The descending trendline shows a bearish building momentum while the x-axis highlights support that sellers cannot seem to break. Often the price eventually slides below this support and keeps falling. Note that there are instances when this anchor is too strong; hence the price rebounds, invalidating the descending triangle.
Similarly, Dogecoin appears to be testing the x-axis support again. Again, if the price closes the day below this level, massive declines will follow. As illustrated, triangles have exact breakout targets equal to the distance between the highest to the lowest points.
DOGE/USD four-hour chart
The bearish narrative has been reinforced by the Moving Average Convergence Divergence (MACD) indicator. As this technical tool follows the asset's trend, it measures its momentum. Usually, crossing below the zero line is a bearish signal, emphasized by the MACD line (blue) moving under the signal line.
In addition to that, Dogecoin's upside is limited by the seller's congestion at $0.32. The 50 SMA will also absorb the buying pressure, curtailing the bulls' efforts. Moreover, the descending trendline of the triangle pattern may also delay the recovery and perhaps lead to another dip to $0.3 or another lower level.

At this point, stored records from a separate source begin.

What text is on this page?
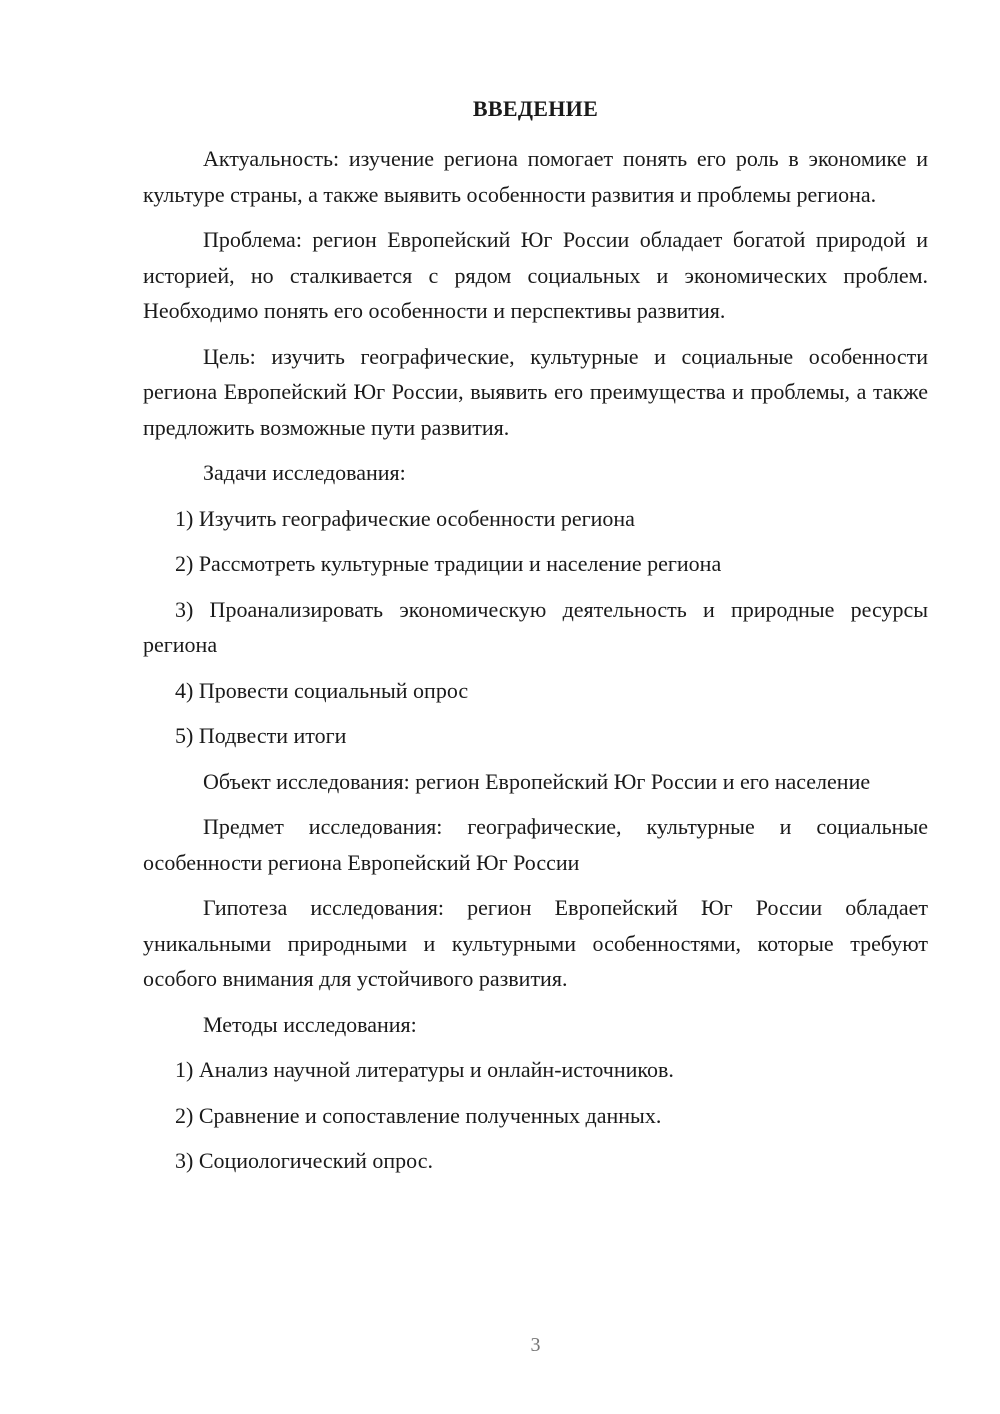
ВВЕДЕНИЕ

Актуальность: изучение региона помогает понять его роль в экономике и культуре страны, а также выявить особенности развития и проблемы региона.

Проблема: регион Европейский Юг России обладает богатой природой и историей, но сталкивается с рядом социальных и экономических проблем. Необходимо понять его особенности и перспективы развития.

Цель: изучить географические, культурные и социальные особенности региона Европейский Юг России, выявить его преимущества и проблемы, а также предложить возможные пути развития.

Задачи исследования:

1) Изучить географические особенности региона

2) Рассмотреть культурные традиции и население региона

3) Проанализировать экономическую деятельность и природные ресурсы региона

4) Провести социальный опрос

5) Подвести итоги

Объект исследования: регион Европейский Юг России и его население

Предмет исследования: географические, культурные и социальные особенности региона Европейский Юг России

Гипотеза исследования: регион Европейский Юг России обладает уникальными природными и культурными особенностями, которые требуют особого внимания для устойчивого развития.

Методы исследования:

1) Анализ научной литературы и онлайн-источников.

2) Сравнение и сопоставление полученных данных.

3) Социологический опрос.

3
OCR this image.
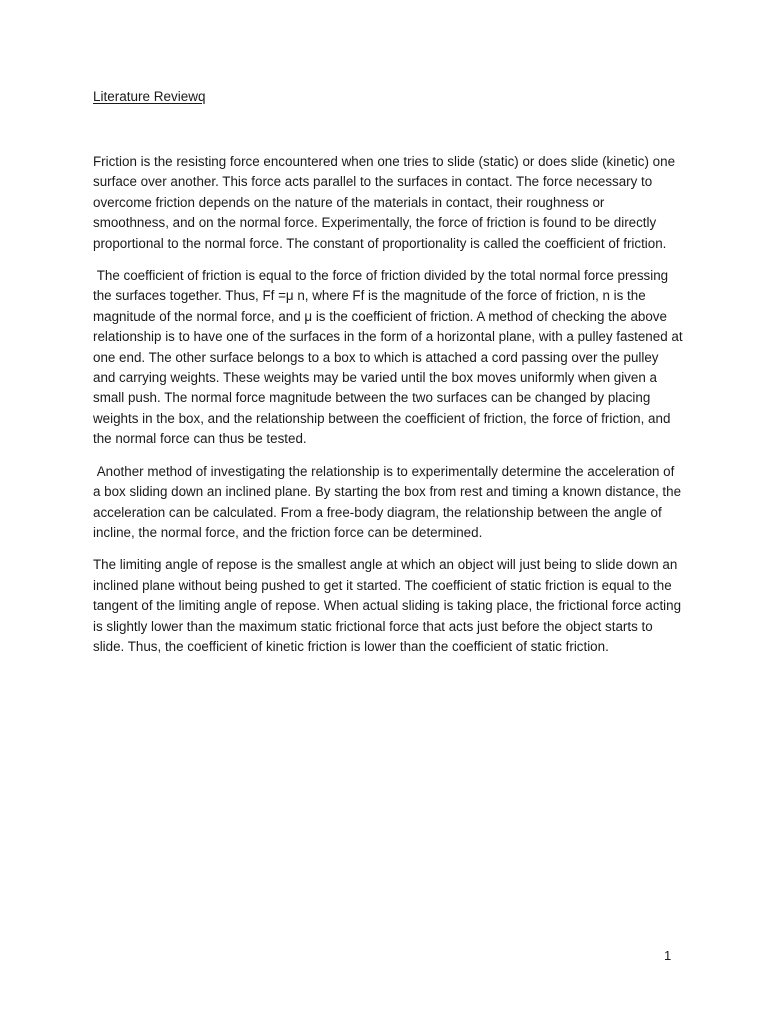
Literature Reviewq

Friction is the resisting force encountered when one tries to slide (static) or does slide (kinetic) one surface over another. This force acts parallel to the surfaces in contact. The force necessary to overcome friction depends on the nature of the materials in contact, their roughness or smoothness, and on the normal force. Experimentally, the force of friction is found to be directly proportional to the normal force. The constant of proportionality is called the coefficient of friction.

The coefficient of friction is equal to the force of friction divided by the total normal force pressing the surfaces together. Thus, Ff =μ n, where Ff is the magnitude of the force of friction, n is the magnitude of the normal force, and μ is the coefficient of friction. A method of checking the above relationship is to have one of the surfaces in the form of a horizontal plane, with a pulley fastened at one end. The other surface belongs to a box to which is attached a cord passing over the pulley and carrying weights. These weights may be varied until the box moves uniformly when given a small push. The normal force magnitude between the two surfaces can be changed by placing weights in the box, and the relationship between the coefficient of friction, the force of friction, and the normal force can thus be tested.

Another method of investigating the relationship is to experimentally determine the acceleration of a box sliding down an inclined plane. By starting the box from rest and timing a known distance, the acceleration can be calculated. From a free-body diagram, the relationship between the angle of incline, the normal force, and the friction force can be determined.

The limiting angle of repose is the smallest angle at which an object will just being to slide down an inclined plane without being pushed to get it started. The coefficient of static friction is equal to the tangent of the limiting angle of repose. When actual sliding is taking place, the frictional force acting is slightly lower than the maximum static frictional force that acts just before the object starts to slide. Thus, the coefficient of kinetic friction is lower than the coefficient of static friction.

1
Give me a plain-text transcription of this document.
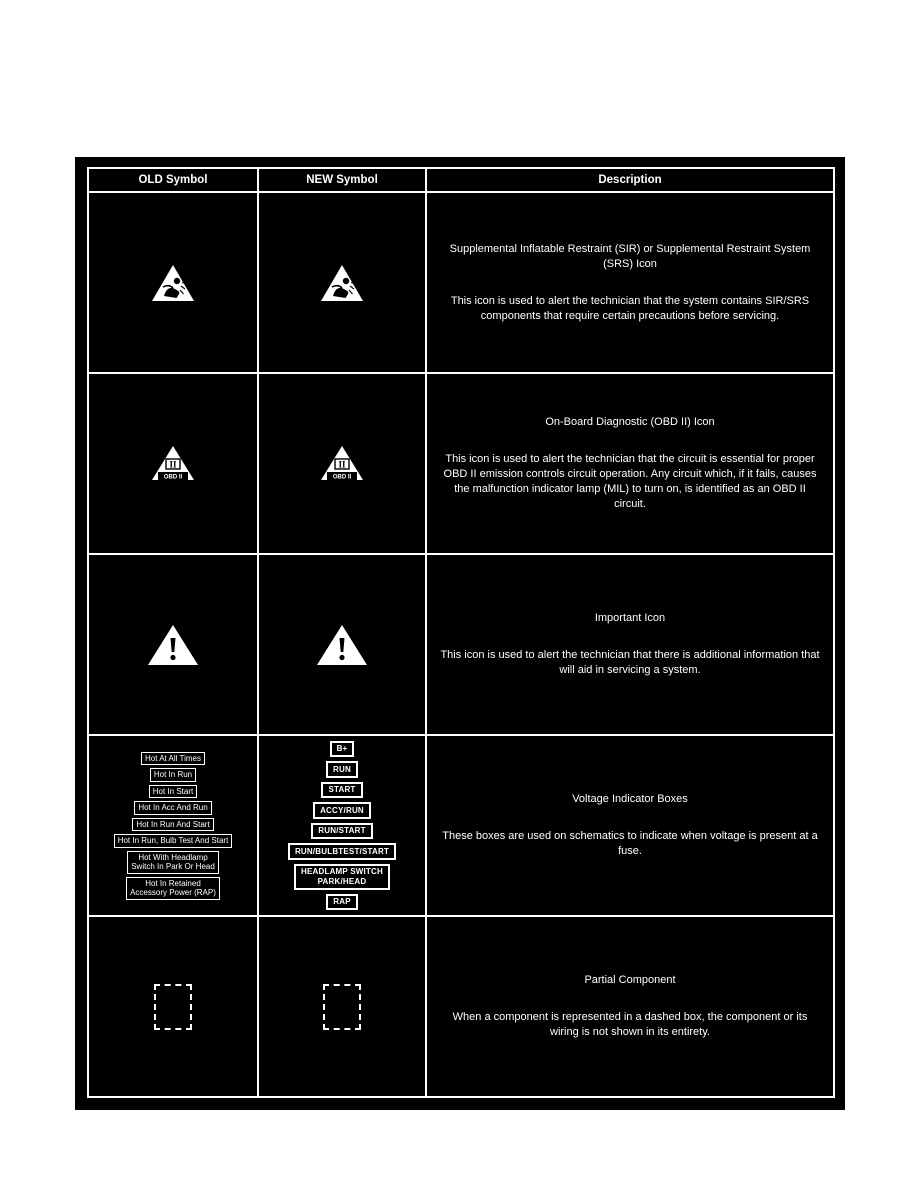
OLD Symbol	NEW Symbol	Description

Supplemental Inflatable Restraint (SIR) or Supplemental Restraint System (SRS) Icon

This icon is used to alert the technician that the system contains SIR/SRS components that require certain precautions before servicing.

II
OBD II
II
OBD II

On-Board Diagnostic (OBD II) Icon

This icon is used to alert the technician that the circuit is essential for proper OBD II emission controls circuit operation. Any circuit which, if it fails, causes the malfunction indicator lamp (MIL) to turn on, is identified as an OBD II circuit.

Important Icon

This icon is used to alert the technician that there is additional information that will aid in servicing a system.

Hot At All Times
Hot In Run
Hot In Start
Hot In Acc And Run
Hot In Run And Start
Hot In Run, Bulb Test And Start
Hot With Headlamp
Switch In Park Or Head
Hot In Retained
Accessory Power (RAP)
B+
RUN
START
ACCY/RUN
RUN/START
RUN/BULBTEST/START
HEADLAMP SWITCH
PARK/HEAD
RAP

Voltage Indicator Boxes

These boxes are used on schematics to indicate when voltage is present at a fuse.

Partial Component

When a component is represented in a dashed box, the component or its wiring is not shown in its entirety.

IntoTheBlock's IOMAP model reinforces the technical barriers mentioned. Hence, recovery will be a challenge in the coming days. The model directs our attention to the most visible hurdle running from $0.318 to $0.328. Here, roughly 130,800 addresses previously bought 8.22 billion DOGE in the range. As the price rises, its momentum may be weakened in this area, further delaying recovery.
Dogecoin IOMAP chart
On the flip side, Dogecoin is not strongly supported. The only medium support lies between $0.29 and $0.3. Only 54,700 addresses previously scooped up 2.64 billion DOGE in this range. Other support areas are weak and may not help keep Dogecoin afloat in the near term. Thus, adding credence to the downtrend target at $0.24.
Looking at the other side of the fence
Holding support at $0.3 may invalidate the downswing. However, with Dogecoin assuming market stability, the consolidation may culminate in a massive upswing toward $0.4.